Time to insert the elastic.
• Use 1-inch wide elastic, and cut it the same length as the waist measurement, plus 1 inch.
• Attach a safety pin to one end of the elastic, place it into the opening of the waistband and start pushing the elastic through the waistband, shifting fabric as you go.
• Pin the other end of the elastic to the opening and continue pushing the elastic through till it comes out the other end of the opening.
• Make sure the elastic is not twisted inside the waistband, overlap the elastic ends by 1 inch, and sew the two ends together using a zigzag stitch.
• And finally, sew the waistband opening closed.
Now doll it up with your favorite accessories, and maybe add a personalized touch to the back (info about my labels here, shirt and tights by Target, moccasins by Freshly Picked)…
And your baby girl will sparkle and shine.
Okay. Ready for more?
Let’s try it with a separate waistband.
This technique is great for any type of fabric, on a simple skirt. And it’s extra fun because its uses three different fabrics.
This time around the Outer and Lining fabrics will be the exact same size and you’ll cut a separate waistband.
• Use the same waist measurement and the diagram below to calculate the dimensions of your pieces.
And NOTE for this skirt: the Outer dot fabric is a sheer chiffon, the lining is black satin, and the waistband is gold satin. We are using the same 1-inch wide elastic inside the waistband.
• Sew each skirt layer separately at the side seams (as we did above) but DO NOT sew the waistband yet.
• Then with right sides of the fabric together, place one layer inside of the other (as we did above) and sew the layers together around the bottom of the skirt to create the hem.
• Turn the whole thing right-side out and match up the two layers at the top of the skirt (they should be flush with each other since they were cut the exact same size). Pin the two layers together and sew a baste stitch all the way around the top, so the layers stay together.
Now let’s create the waistband.
• Start by ironing the top and bottom of the bottom of the waistband under a 1/2 inch. Then fold and iron the entire thing in half so that the top and bottom folds are touching each other and iron. It will look like a giant piece of satin bias tape.
• Now open it all back up and with right sides of the fabric together, pin and sew the ends of the waistband together. Use the same seam allowance that you used on the skirt layers above.
TIP: When sewing a small piece of delicate fabric like this, I prefer to sew over the pins so I have more control holding the fabric. The end of the slippery fabric has a tendency to suck down into the machine plate when you start sewing. But you can avoid this by holding on to the pin with your right hand, holding the fabric with your left hand, and keeping the fabric taut (tight) as you sew.
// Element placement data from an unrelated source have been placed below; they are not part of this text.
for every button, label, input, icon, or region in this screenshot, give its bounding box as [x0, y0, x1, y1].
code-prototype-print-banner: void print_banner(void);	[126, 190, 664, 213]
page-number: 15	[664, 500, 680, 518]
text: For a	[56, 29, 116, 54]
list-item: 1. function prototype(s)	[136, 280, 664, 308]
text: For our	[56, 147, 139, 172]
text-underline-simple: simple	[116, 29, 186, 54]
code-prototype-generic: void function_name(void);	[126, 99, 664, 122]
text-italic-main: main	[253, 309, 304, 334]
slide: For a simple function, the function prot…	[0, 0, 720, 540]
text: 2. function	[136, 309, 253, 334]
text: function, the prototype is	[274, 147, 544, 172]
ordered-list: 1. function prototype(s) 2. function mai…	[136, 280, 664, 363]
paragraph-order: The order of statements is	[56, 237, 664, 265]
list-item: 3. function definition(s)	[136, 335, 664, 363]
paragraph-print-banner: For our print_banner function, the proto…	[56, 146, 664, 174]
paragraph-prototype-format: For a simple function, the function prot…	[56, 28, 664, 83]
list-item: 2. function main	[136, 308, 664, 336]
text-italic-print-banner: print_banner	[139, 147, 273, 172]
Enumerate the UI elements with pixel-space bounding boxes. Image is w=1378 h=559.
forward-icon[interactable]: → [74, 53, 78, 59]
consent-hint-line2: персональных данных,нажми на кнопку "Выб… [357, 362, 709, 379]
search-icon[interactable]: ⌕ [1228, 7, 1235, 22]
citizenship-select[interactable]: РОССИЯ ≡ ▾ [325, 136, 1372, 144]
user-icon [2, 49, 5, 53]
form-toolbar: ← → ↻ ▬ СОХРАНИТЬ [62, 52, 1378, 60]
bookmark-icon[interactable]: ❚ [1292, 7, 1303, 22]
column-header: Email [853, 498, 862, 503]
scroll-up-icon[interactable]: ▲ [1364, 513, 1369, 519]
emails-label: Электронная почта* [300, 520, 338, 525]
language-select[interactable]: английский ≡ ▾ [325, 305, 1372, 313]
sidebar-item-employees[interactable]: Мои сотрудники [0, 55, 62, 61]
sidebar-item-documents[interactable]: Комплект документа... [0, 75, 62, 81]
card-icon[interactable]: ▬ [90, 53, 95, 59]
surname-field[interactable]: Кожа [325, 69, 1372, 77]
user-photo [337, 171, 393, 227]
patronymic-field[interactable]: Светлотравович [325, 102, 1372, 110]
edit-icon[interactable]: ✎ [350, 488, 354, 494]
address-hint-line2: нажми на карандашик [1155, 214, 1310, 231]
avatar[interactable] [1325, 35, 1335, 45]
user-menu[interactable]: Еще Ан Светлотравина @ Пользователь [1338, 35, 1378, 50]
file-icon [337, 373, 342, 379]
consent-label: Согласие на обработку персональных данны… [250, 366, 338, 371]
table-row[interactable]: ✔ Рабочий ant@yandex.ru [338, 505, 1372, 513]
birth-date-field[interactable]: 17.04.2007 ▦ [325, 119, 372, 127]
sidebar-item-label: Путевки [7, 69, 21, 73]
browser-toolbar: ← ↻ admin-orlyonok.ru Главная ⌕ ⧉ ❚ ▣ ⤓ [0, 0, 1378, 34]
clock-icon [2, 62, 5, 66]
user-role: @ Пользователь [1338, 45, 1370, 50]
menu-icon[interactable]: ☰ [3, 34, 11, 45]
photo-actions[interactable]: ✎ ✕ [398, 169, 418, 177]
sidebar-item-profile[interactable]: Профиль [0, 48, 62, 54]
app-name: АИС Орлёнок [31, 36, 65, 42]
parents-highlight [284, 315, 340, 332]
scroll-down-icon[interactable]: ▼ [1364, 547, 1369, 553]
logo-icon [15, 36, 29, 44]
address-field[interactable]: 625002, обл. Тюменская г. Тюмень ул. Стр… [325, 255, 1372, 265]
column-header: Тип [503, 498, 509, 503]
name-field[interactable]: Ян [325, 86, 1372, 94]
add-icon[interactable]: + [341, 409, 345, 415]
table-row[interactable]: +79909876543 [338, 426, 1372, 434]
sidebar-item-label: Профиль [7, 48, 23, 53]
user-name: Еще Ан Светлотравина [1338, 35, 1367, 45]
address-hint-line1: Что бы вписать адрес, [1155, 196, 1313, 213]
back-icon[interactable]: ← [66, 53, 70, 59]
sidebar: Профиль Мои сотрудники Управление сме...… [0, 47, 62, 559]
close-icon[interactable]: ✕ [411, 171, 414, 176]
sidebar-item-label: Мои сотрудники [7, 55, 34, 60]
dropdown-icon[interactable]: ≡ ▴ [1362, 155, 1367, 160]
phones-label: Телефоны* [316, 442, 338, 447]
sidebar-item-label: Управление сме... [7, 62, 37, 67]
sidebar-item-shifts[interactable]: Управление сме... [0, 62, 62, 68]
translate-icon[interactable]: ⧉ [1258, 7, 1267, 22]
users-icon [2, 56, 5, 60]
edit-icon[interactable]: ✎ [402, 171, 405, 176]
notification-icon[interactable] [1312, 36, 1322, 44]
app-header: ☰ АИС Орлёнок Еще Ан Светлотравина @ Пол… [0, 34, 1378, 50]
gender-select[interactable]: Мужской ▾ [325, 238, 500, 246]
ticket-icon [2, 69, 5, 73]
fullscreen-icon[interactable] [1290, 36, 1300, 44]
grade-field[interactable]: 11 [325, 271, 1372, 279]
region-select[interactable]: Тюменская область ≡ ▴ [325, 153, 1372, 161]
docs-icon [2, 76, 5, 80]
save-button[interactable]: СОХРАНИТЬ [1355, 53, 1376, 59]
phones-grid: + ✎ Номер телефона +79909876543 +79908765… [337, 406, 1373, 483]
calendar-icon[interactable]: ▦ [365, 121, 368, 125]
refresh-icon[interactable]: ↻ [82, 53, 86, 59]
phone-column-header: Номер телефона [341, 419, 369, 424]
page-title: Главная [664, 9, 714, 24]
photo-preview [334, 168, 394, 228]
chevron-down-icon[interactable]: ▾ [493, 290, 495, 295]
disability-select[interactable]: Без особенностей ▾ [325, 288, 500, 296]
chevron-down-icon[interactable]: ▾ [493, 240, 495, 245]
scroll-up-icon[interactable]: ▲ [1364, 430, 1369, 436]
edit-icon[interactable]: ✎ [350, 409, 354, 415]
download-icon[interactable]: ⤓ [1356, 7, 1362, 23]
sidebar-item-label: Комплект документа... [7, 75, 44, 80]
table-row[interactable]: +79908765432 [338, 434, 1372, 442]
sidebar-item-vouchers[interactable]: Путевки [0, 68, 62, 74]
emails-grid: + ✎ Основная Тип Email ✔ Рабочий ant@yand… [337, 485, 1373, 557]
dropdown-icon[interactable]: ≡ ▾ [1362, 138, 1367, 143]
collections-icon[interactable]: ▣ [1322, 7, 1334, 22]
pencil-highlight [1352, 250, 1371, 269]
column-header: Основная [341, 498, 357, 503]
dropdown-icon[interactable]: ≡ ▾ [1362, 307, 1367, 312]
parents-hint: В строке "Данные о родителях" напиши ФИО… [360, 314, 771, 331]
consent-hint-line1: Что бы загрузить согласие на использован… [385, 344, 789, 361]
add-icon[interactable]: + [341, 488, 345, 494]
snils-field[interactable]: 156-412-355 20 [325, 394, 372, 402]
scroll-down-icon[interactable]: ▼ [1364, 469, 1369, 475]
Okay, your waistband is ready to sew to the skirt!
• With the right side of the waistband and the right side of the Lining together, place the waistband inside of the skirt and line up the side seam of the waistband with the side seam of the skirt. Pin the two together. Then pin the waistband to the skirt, all the way around the top edge, making sure the edges are all flush with each other. Then sew them together right along the first folded line of the waistband.
• Now fold the waistband over to the Outer fabric and pin it in place so that it covers the raw edges of the skirt.
• Pin it in place as we did above, leaving a 2-inch wide opening in the back, and sew the waistband in place.
Don’t worry if you get small tucks or pleats in the waistband (bottom right photo)….these won’t be noticeable once the elastic is inside.